September 25, 1964: Phillies suffer 5th straight defeat despite late homers by Johnny Callison, Dick Allen
The Philadelphia Phillies returned home on September 21, 1964, holding first place in the National League after winning six games on a three-city road trip. With 12 games to play, Philadelphia’s lead was 6½ games over the second-place Cincinnati Reds and St. Louis Cardinals. The city and team were looking forward to the World Series. “I think everyone in Philadelphia thought we were going to win the pennant,” Dallas Green, a relief pitcher on the team, said 50 years later. “I think everybody in the clubhouse thought we were going to win it. I don’t think there were many doubts at all.”1
On Monday, September 21, the Phillies lost a 1-0 game to the Reds when Chico Ruiz stole home in the sixth inning with two outs and two strikes on former Rookie of the Year and Most Valuable Player Award winner Frank Robinson. “It shook us to the core,” Green said of the aftermath of the play. “It shouldn’t have been the case; it was just another loss that we should have overcome. But we weren’t able to get ourselves righted after that.”2
The Phillies lost the next two games to the Reds and a Thursday night contest to the Milwaukee Braves.
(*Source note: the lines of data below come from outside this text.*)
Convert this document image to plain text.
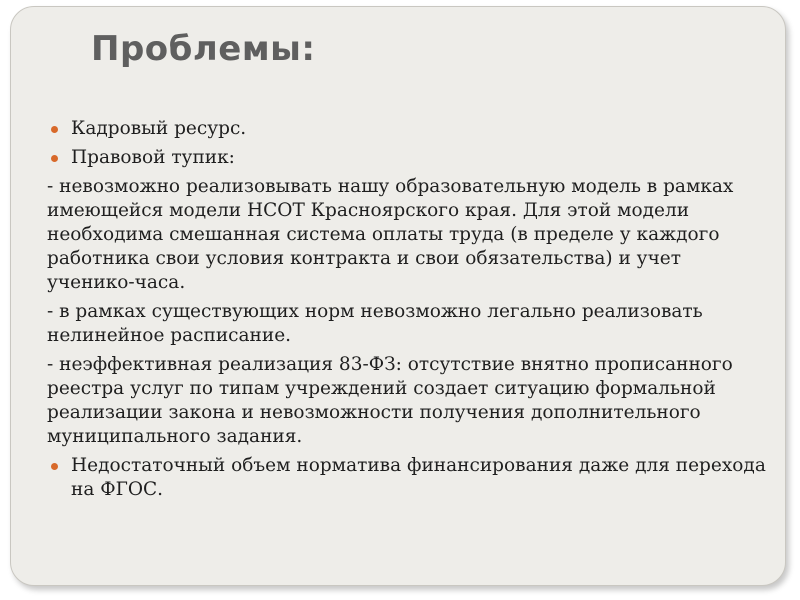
Проблемы:

Кадровый ресурс.

Правовой тупик:

- невозможно реализовывать нашу образовательную модель в рамках имеющейся модели НСОТ Красноярского края. Для этой модели необходима смешанная система оплаты труда (в пределе у каждого работника свои условия контракта и свои обязательства) и учет ученико-часа.

- в рамках существующих норм невозможно легально реализовать нелинейное расписание.

- неэффективная реализация 83-ФЗ: отсутствие внятно прописанного реестра услуг по типам учреждений создает ситуацию формальной реализации закона и невозможности получения дополнительного муниципального задания.

Недостаточный объем норматива финансирования даже для перехода на ФГОС.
Taking the field on September 25 to play the second game of a four-game series against the Braves, they had a four-game losing streak. Coupled with the Reds’ four-game winning streak, the Phillies’ lead had shrunk to three games. The Braves stood in fifth place with a 79-73 record, 10 games back. They had recently been mathematically eliminated from the pennant race, but were playing for a first-division finish and a small share of postseason money.3
A crowd of 30,447 anxious fans filed into Connie Mack Stadium for the Friday night game. Phillies first baseman Frank Thomas was in the lineup for the first time since he broke his thumb on September 8. Thomas had been acquired by the Phillies on August 7 in a trade with the New York Mets. In the 33 games he played with the Phillies before his injury, Thomas hit seven home runs and drove in 26 runs. The Phillies won 21 games during that stretch, but stumbled to a 7-9 record with Thomas on the shelf.
“It was frustrating sitting on the bench. I know I can help this club,” said Thomas.4 Before the game he went into the clubhouse, cut the cast off his hand, and told manager Gene Mauch he wanted to play. “When he told me he was taking the cast off I said OK,” said Mauch. “I was glad to have him.”5
Chris Short was pitching for the Phillies on two days’ rest after surrendering six runs in the 9-2 loss to the Reds on September 22. Half of the Phillies’ starting rotation was grappling with injuries. Dennis Bennett was pitching with a sore shoulder and Ray Culp had been shut down because of arm trouble, so Mauch was relying heavily on his top two starters, Short and Jim Bunning, down the stretch. Short had thrown a complete-game 6-1 win against Milwaukee almost exactly a month before, on August 26.
Short surrendered four hits and two walks through six innings, and the Braves did not score. In the first inning, rookie Rico Carty stroked a one-out double to right but was stranded when Henry Aaron flied out and Joe Torre grounded out. In the second, Eddie Mathews singled to left with one out and Denis Menke walked, but Sandy Alomar grounded into a double play to end the threat.
Braves starter Hank Fischer was equally effective, holding the Phillies to three hits and one unearned run in the first six innings. Fischer had faced the Phils three previous times in 1964, with his efforts ranging from a two-hit shutout on May 3 to an ineffective two-inning start on July 12.
In the first inning, 22-year-old Dick Allen—on his way to the National League Rookie of the Year Award6— and 25-year-old All-Star Game Most Valuable Player Johnny Callison both singled, but were stranded when Wes Covington popped out to second and Thomas grounded out to third.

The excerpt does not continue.